Fossil-fuel advocates often lament that government subsidies for renewable fuels put more traditional power sources at a competitive disadvantage.
But subsidies take many forms. Now, as the biggest subsidy of all is about to expire, coal-fired power generation plants have admitted that they can’t compete in the modern market without it.
For well more than a century, coal-fueled power generators have been allowed to pollute with near impunity. The failure to make them pay for massive amounts of air and water pollution is a subsidy so large that it can’t be calculated.
The subsidy has not gone directly to those generators, but taxpayers have been left to pay for untold billions of dollars in environmental remediation costs that should have been the responsibility of the polluters.
Now a new federal rule requires coal-fueled plants to remove toxic heavy metals from their wastewater before dumping it into streams. According to the Environmental Protection Agency, that will prevent the annual release of about 386 million pounds of arsenic, mercury, selenium and other deadly poisons into the nation’s waterways.

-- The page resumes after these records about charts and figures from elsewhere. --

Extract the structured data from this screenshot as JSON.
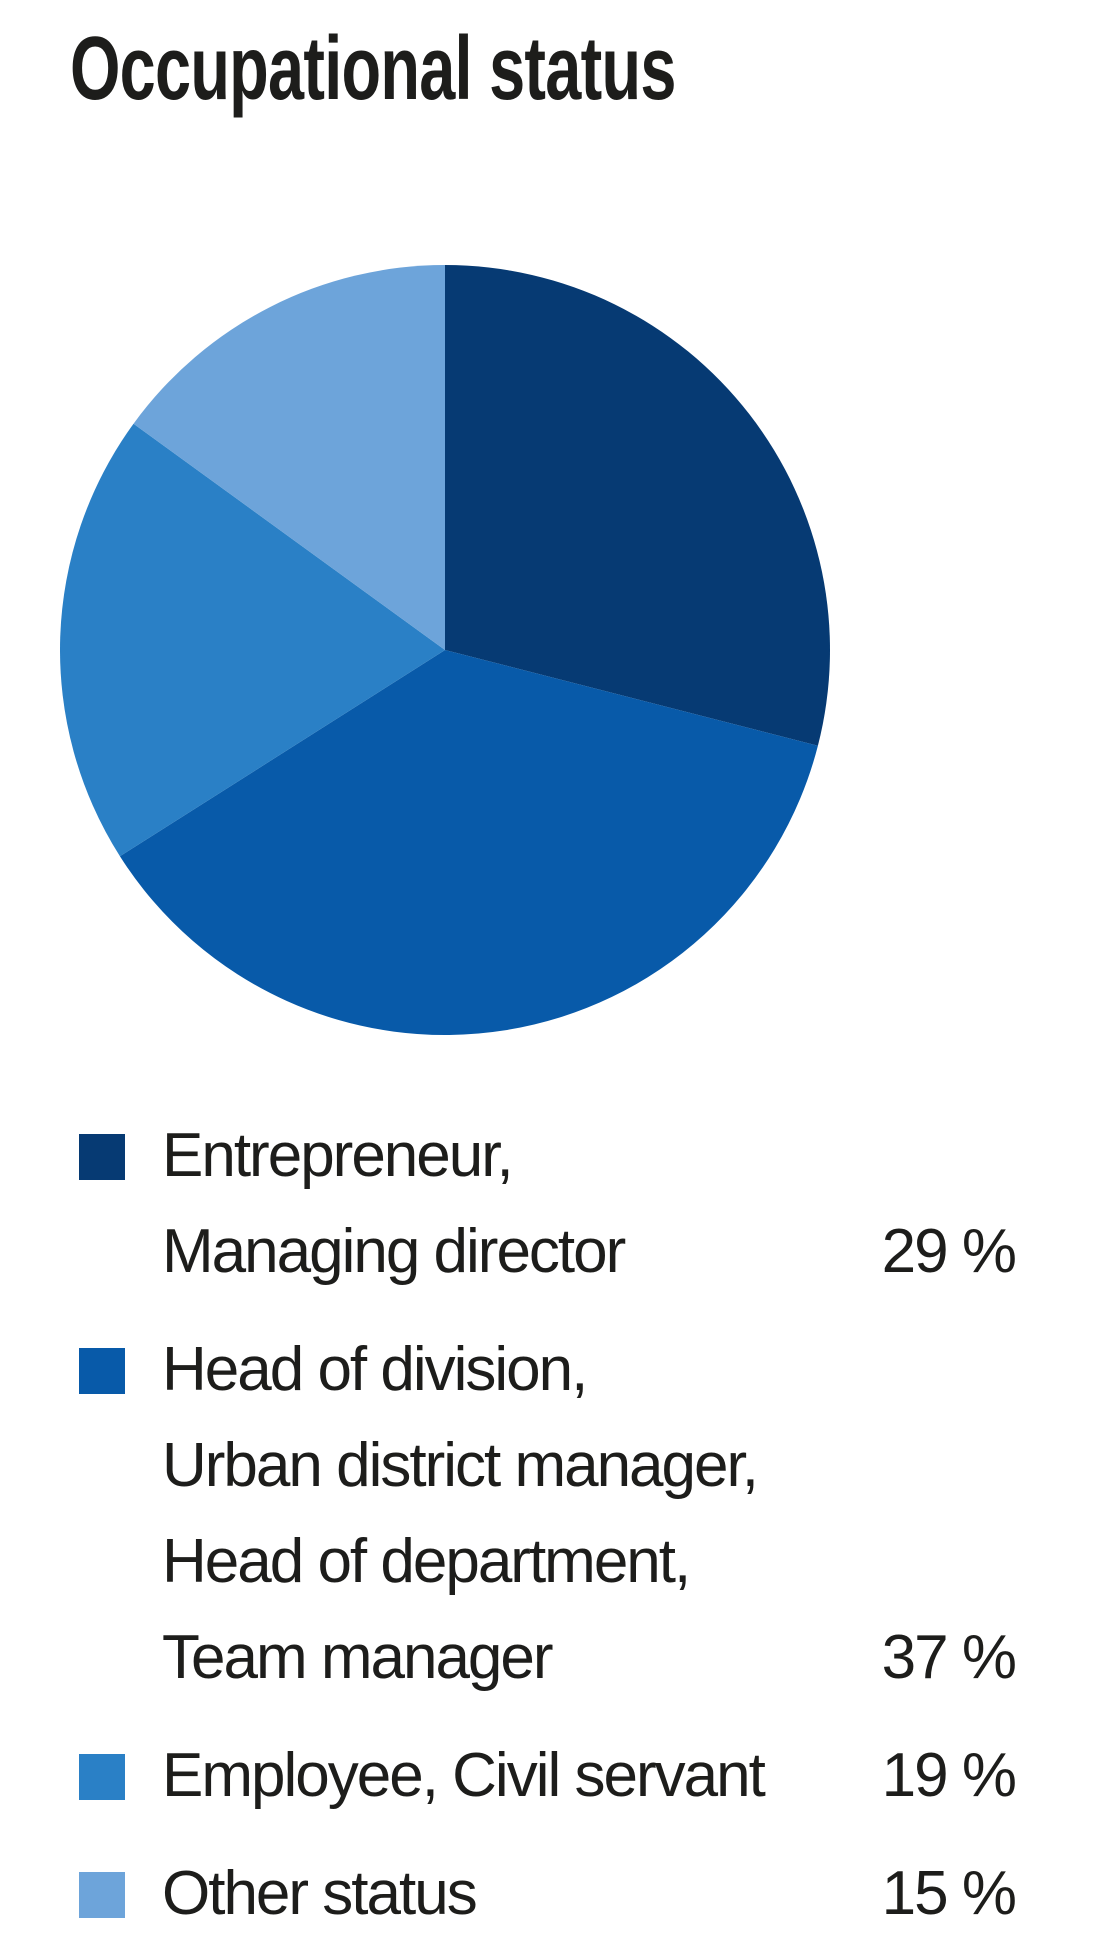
{
  "title": "Occupational status",
  "chart_data": {
    "type": "pie",
    "title": "Occupational status",
    "labels": [
      "Entrepreneur, Managing director",
      "Head of division, Urban district manager, Head of department, Team manager",
      "Employee, Civil servant",
      "Other status"
    ],
    "values": [
      29,
      37,
      19,
      15
    ],
    "unit": "%",
    "colors": [
      "#063a73",
      "#085aa9",
      "#2a80c6",
      "#6da4da"
    ],
    "start_angle_deg": 0,
    "direction": "clockwise",
    "legend_position": "bottom",
    "data_labels_on_slices": false
  },
  "legend": {
    "items": [
      {
        "lines": [
          "Entrepreneur,",
          "Managing director"
        ],
        "value": "29 %"
      },
      {
        "lines": [
          "Head of division,",
          "Urban district manager,",
          "Head of department,",
          "Team manager"
        ],
        "value": "37 %"
      },
      {
        "lines": [
          "Employee, Civil servant"
        ],
        "value": "19 %"
      },
      {
        "lines": [
          "Other status"
        ],
        "value": "15 %"
      }
    ]
  }
}
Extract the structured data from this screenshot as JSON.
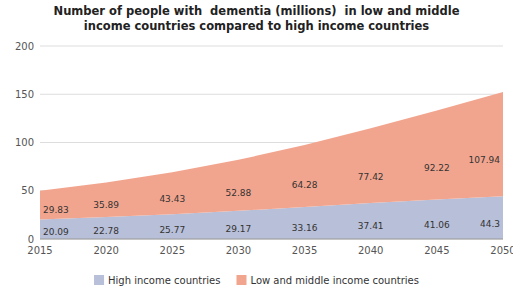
{
  "chart_data": {
    "type": "area",
    "stacked": true,
    "title": "Number of people with  dementia (millions)  in low and middle\nincome countries compared to high income countries",
    "x": [
      2015,
      2020,
      2025,
      2030,
      2035,
      2040,
      2045,
      2050
    ],
    "series": [
      {
        "name": "High income countries",
        "color": "#b8bfd8",
        "values": [
          20.09,
          22.78,
          25.77,
          29.17,
          33.16,
          37.41,
          41.06,
          44.3
        ]
      },
      {
        "name": "Low and middle income countries",
        "color": "#f2a58e",
        "values": [
          29.83,
          35.89,
          43.43,
          52.88,
          64.28,
          77.42,
          92.22,
          107.94
        ]
      }
    ],
    "xlim": [
      2015,
      2050
    ],
    "xticks": [
      2015,
      2020,
      2025,
      2030,
      2035,
      2040,
      2045,
      2050
    ],
    "ylim": [
      0,
      200
    ],
    "yticks": [
      0,
      50,
      100,
      150,
      200
    ],
    "grid": true,
    "legend": "bottom",
    "data_labels": true
  }
}
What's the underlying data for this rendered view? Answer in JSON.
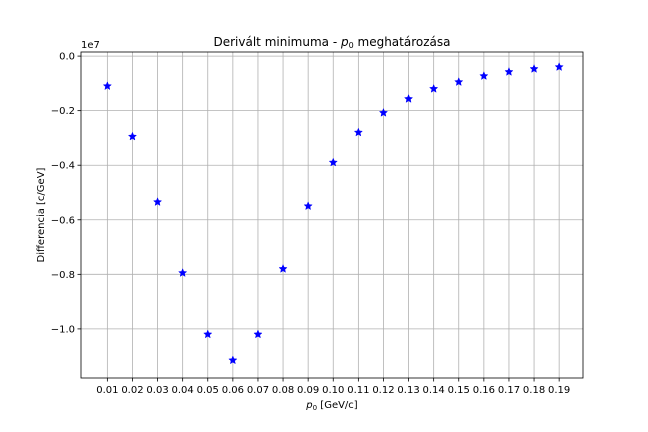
{
  "chart_data": {
    "type": "scatter",
    "title": "Derivált minimuma - ",
    "title_symbol": "p",
    "title_symbol_sub": "0",
    "title_suffix": " meghatározása",
    "xlabel_symbol": "p",
    "xlabel_symbol_sub": "0",
    "xlabel_suffix": " [GeV/c]",
    "ylabel": "Differencia [c/GeV]",
    "y_offset_label": "1e7",
    "y_scale": 10000000,
    "xlim": [
      -0.0005,
      0.1995
    ],
    "ylim": [
      -11800000,
      150000
    ],
    "x_ticks": [
      0.01,
      0.02,
      0.03,
      0.04,
      0.05,
      0.06,
      0.07,
      0.08,
      0.09,
      0.1,
      0.11,
      0.12,
      0.13,
      0.14,
      0.15,
      0.16,
      0.17,
      0.18,
      0.19
    ],
    "x_tick_labels": [
      "0.01",
      "0.02",
      "0.03",
      "0.04",
      "0.05",
      "0.06",
      "0.07",
      "0.08",
      "0.09",
      "0.10",
      "0.11",
      "0.12",
      "0.13",
      "0.14",
      "0.15",
      "0.16",
      "0.17",
      "0.18",
      "0.19"
    ],
    "y_ticks": [
      0,
      -2000000,
      -4000000,
      -6000000,
      -8000000,
      -10000000
    ],
    "y_tick_labels": [
      "0.0",
      "−0.2",
      "−0.4",
      "−0.6",
      "−0.8",
      "−1.0"
    ],
    "grid": true,
    "marker": "star",
    "marker_color": "#0000ff",
    "series": [
      {
        "x": [
          0.01,
          0.02,
          0.03,
          0.04,
          0.05,
          0.06,
          0.07,
          0.08,
          0.09,
          0.1,
          0.11,
          0.12,
          0.13,
          0.14,
          0.15,
          0.16,
          0.17,
          0.18,
          0.19
        ],
        "values": [
          -1100000,
          -2950000,
          -5350000,
          -7950000,
          -10200000,
          -11150000,
          -10200000,
          -7800000,
          -5500000,
          -3900000,
          -2800000,
          -2080000,
          -1570000,
          -1200000,
          -950000,
          -730000,
          -580000,
          -470000,
          -400000
        ]
      }
    ]
  }
}
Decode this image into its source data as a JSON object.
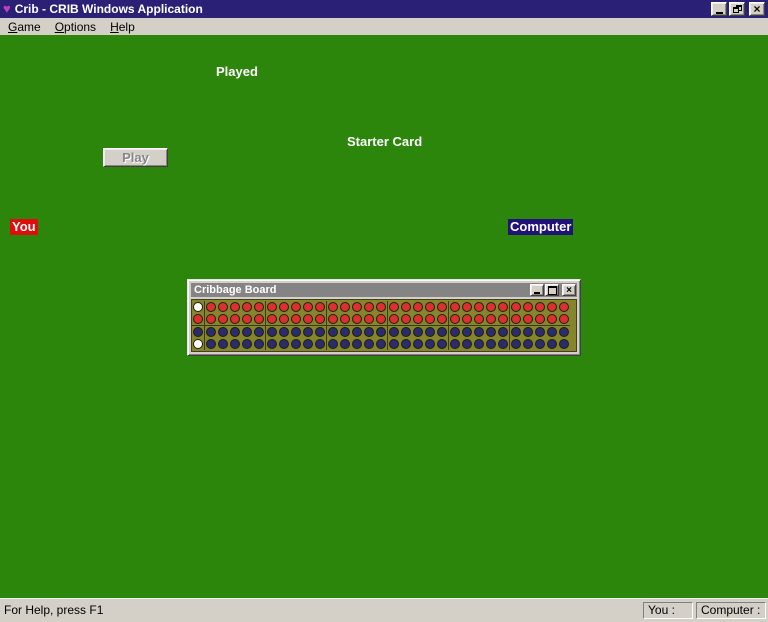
{
  "window": {
    "title": "Crib - CRIB Windows Application"
  },
  "icons": {
    "app_icon": "♥",
    "minimize": "_",
    "restore": "❐",
    "maximize": "□",
    "close": "×"
  },
  "menu": {
    "items": [
      {
        "label": "Game",
        "first": "G",
        "rest": "ame"
      },
      {
        "label": "Options",
        "first": "O",
        "rest": "ptions"
      },
      {
        "label": "Help",
        "first": "H",
        "rest": "elp"
      }
    ]
  },
  "table": {
    "played_label": "Played",
    "starter_card_label": "Starter Card",
    "play_button_label": "Play",
    "you_label": "You",
    "computer_label": "Computer"
  },
  "board_window": {
    "title": "Cribbage Board",
    "board": {
      "start_column": [
        "white",
        "red",
        "navy",
        "white"
      ],
      "row_colors": [
        "red",
        "red",
        "navy",
        "navy"
      ],
      "groups": 6,
      "holes_per_group": 5
    }
  },
  "status_bar": {
    "help_text": "For Help, press F1",
    "you_panel_label": "You :",
    "computer_panel_label": "Computer :"
  },
  "colors": {
    "titlebar": "#2a2177",
    "chrome_gray": "#d4d0c8",
    "desktop_green": "#2c860b",
    "board_olive": "#85852e",
    "peg_red": "#dd2f2f",
    "peg_navy": "#2b2b6e",
    "peg_white": "#ffffff",
    "you_bg": "#e00d0d",
    "computer_bg": "#21127a",
    "heart_pink": "#c03ec0"
  }
}
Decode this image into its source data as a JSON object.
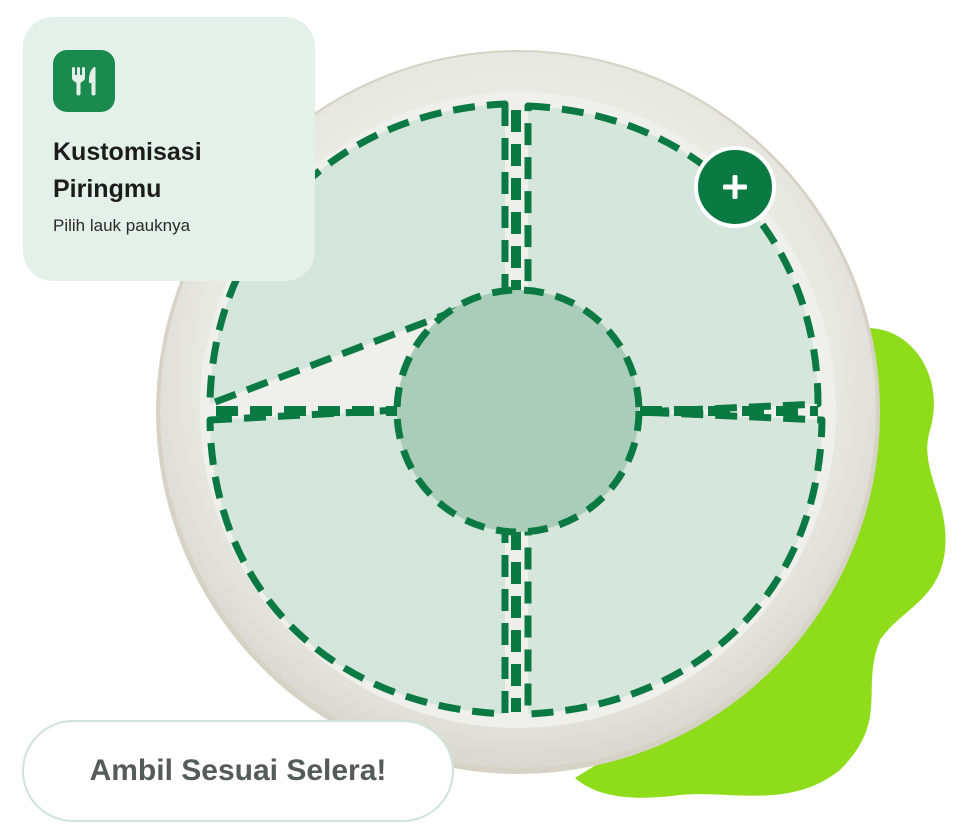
{
  "card": {
    "icon": "fork-knife-icon",
    "title": "Kustomisasi Piringmu",
    "subtitle": "Pilih lauk pauknya"
  },
  "plate": {
    "add_icon": "plus-icon"
  },
  "cta": {
    "label": "Ambil Sesuai Selera!"
  },
  "colors": {
    "brand_green": "#0b7a42",
    "accent_lime": "#8fdc1b",
    "card_bg": "#e4f1ea",
    "section_fill": "#cfe3d8",
    "center_fill": "#a9cdb8"
  }
}
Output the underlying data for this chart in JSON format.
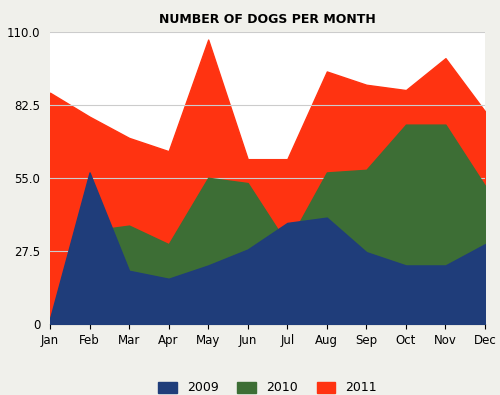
{
  "title": "NUMBER OF DOGS PER MONTH",
  "months": [
    "Jan",
    "Feb",
    "Mar",
    "Apr",
    "May",
    "Jun",
    "Jul",
    "Aug",
    "Sep",
    "Oct",
    "Nov",
    "Dec"
  ],
  "series": {
    "2009": [
      2,
      57,
      20,
      17,
      22,
      28,
      38,
      40,
      27,
      22,
      22,
      30
    ],
    "2010": [
      2,
      35,
      37,
      30,
      55,
      53,
      30,
      57,
      58,
      75,
      75,
      52
    ],
    "2011": [
      87,
      78,
      70,
      65,
      107,
      62,
      62,
      95,
      90,
      88,
      100,
      80
    ]
  },
  "colors": {
    "2009": "#1f3d7a",
    "2010": "#3d6e35",
    "2011": "#ff3311"
  },
  "ylim": [
    0,
    110
  ],
  "yticks": [
    0,
    27.5,
    55.0,
    82.5,
    110.0
  ],
  "ytick_labels": [
    "0",
    "27.5",
    "55.0",
    "82.5",
    "110.0"
  ],
  "bg_color": "#f0f0eb",
  "plot_bg": "#ffffff",
  "title_fontsize": 9,
  "grid_color": "#cccccc"
}
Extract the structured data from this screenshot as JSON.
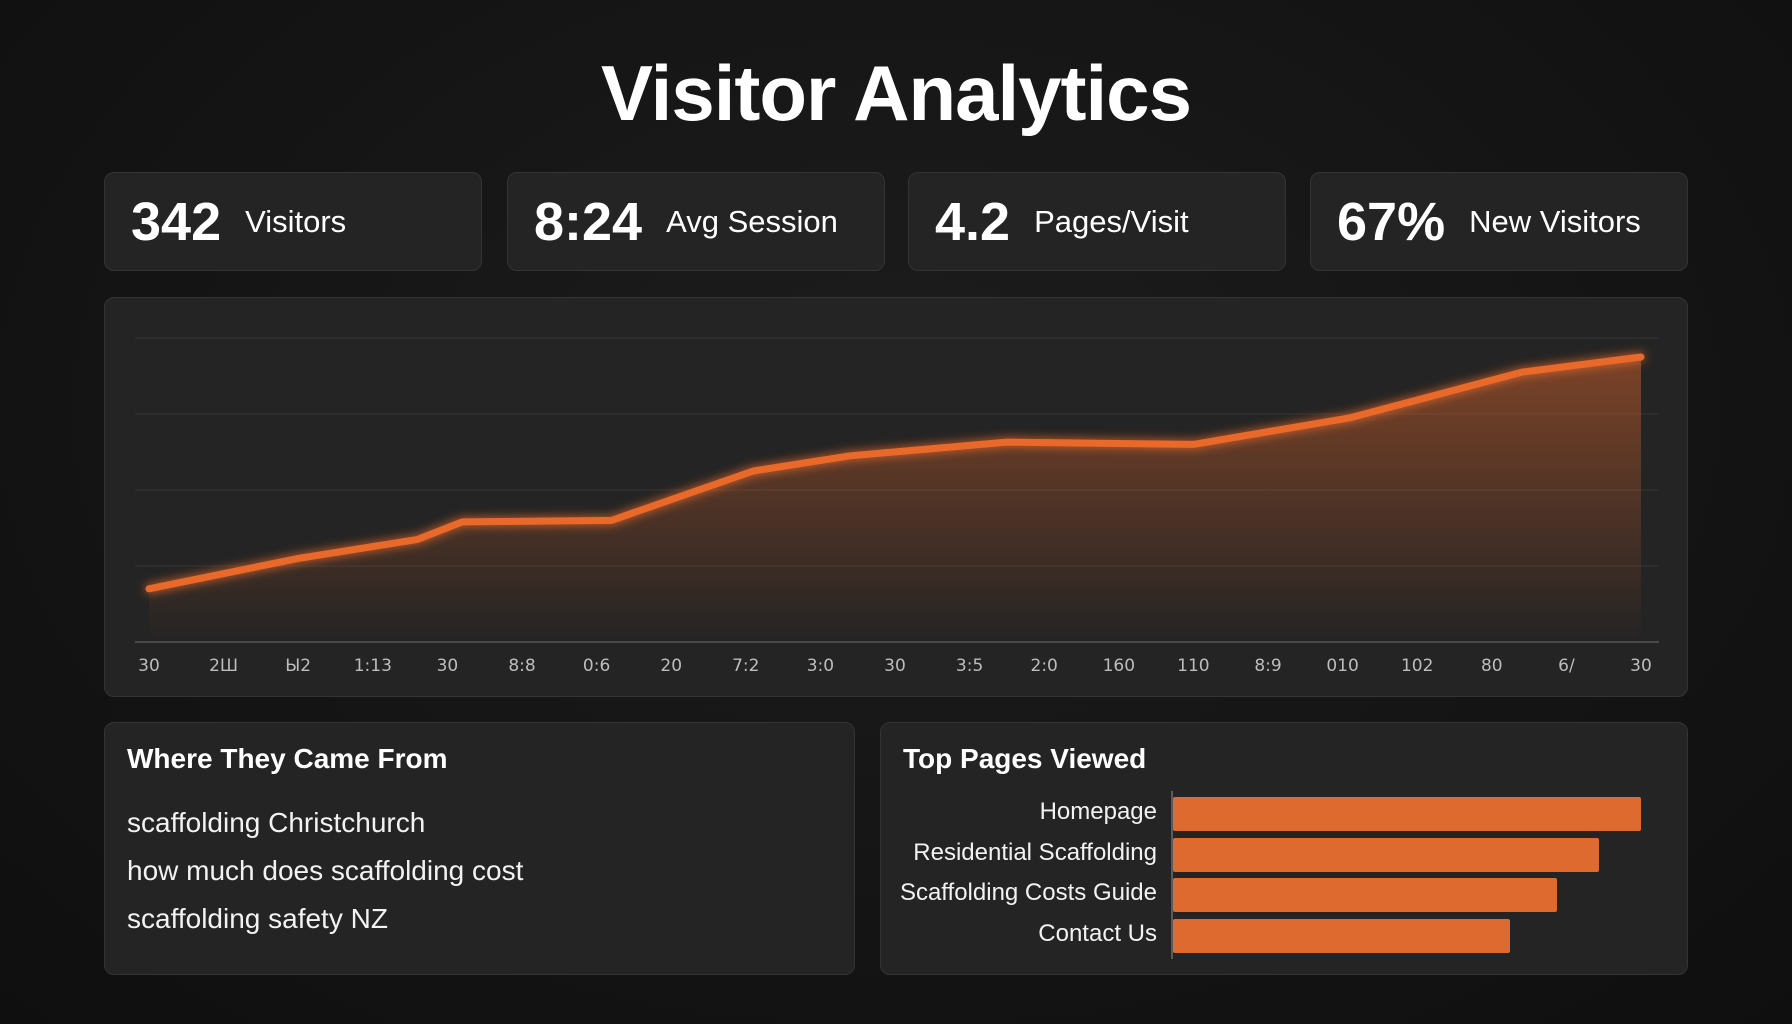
{
  "title": "Visitor Analytics",
  "accent_color": "#e8692c",
  "stats": [
    {
      "value": "342",
      "label": "Visitors"
    },
    {
      "value": "8:24",
      "label": "Avg Session"
    },
    {
      "value": "4.2",
      "label": "Pages/Visit"
    },
    {
      "value": "67%",
      "label": "New Visitors"
    }
  ],
  "sources": {
    "title": "Where They Came From",
    "items": [
      "scaffolding Christchurch",
      "how much does scaffolding cost",
      "scaffolding safety NZ"
    ]
  },
  "chart_data": [
    {
      "type": "area",
      "x": [
        "30",
        "2Ш",
        "Ы2",
        "1:13",
        "30",
        "8:8",
        "0:6",
        "20",
        "7:2",
        "3:0",
        "30",
        "3:5",
        "2:0",
        "160",
        "110",
        "8:9",
        "010",
        "102",
        "80",
        "6/",
        "30"
      ],
      "grid": true,
      "ylim": [
        0,
        4
      ],
      "series": [
        {
          "points": [
            {
              "x_index": 0,
              "y": 0.7
            },
            {
              "x_index": 2,
              "y": 1.1
            },
            {
              "x_index": 3.6,
              "y": 1.35
            },
            {
              "x_index": 4.2,
              "y": 1.58
            },
            {
              "x_index": 6.2,
              "y": 1.6
            },
            {
              "x_index": 8.1,
              "y": 2.25
            },
            {
              "x_index": 9.4,
              "y": 2.45
            },
            {
              "x_index": 11.5,
              "y": 2.63
            },
            {
              "x_index": 14,
              "y": 2.6
            },
            {
              "x_index": 16.1,
              "y": 2.95
            },
            {
              "x_index": 18.4,
              "y": 3.55
            },
            {
              "x_index": 20,
              "y": 3.75
            }
          ]
        }
      ]
    },
    {
      "type": "bar",
      "title": "Top Pages Viewed",
      "orientation": "horizontal",
      "categories": [
        "Homepage",
        "Residential Scaffolding",
        "Scaffolding Costs Guide",
        "Contact Us"
      ],
      "values": [
        100,
        91,
        82,
        72
      ],
      "xlim": [
        0,
        100
      ]
    }
  ]
}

Generators had until the end of October to notify state environmental agencies of how they planned to comply with the rule, which affects 75 big power plants nationwide. Of those, 21 plants — including Pennsylvania’s two largest, both near Pittsburgh — said they will close by the end of 2028, and five others said they would switch to burning natural gas.
The other plants that will close are in Georgia, Indiana, Louisiana, Maryland, Michigan, North Carolina, Ohio, Oklahoma, South Carolina, Tennessee, Texas and West Virginia.
The closings are particularly good news for Pennsylvania. Not only will the shutdowns produce cleaner water locally, they vastly will reduce the amount of airborne pollutants that the wind carries from the South and Midwest to the Northeast.
Energy markets clearly are in transition. Even now, before the pending closures of the two big coal plants near Pittsburgh, the amount of electricity in Pennsylvania generated with coal has declined to just 10% of the total from more than 30% a decade ago, according to the U.S. Energy Information Administration.
That transition includes a shift in public subsidies from ignoring pollution to reducing it.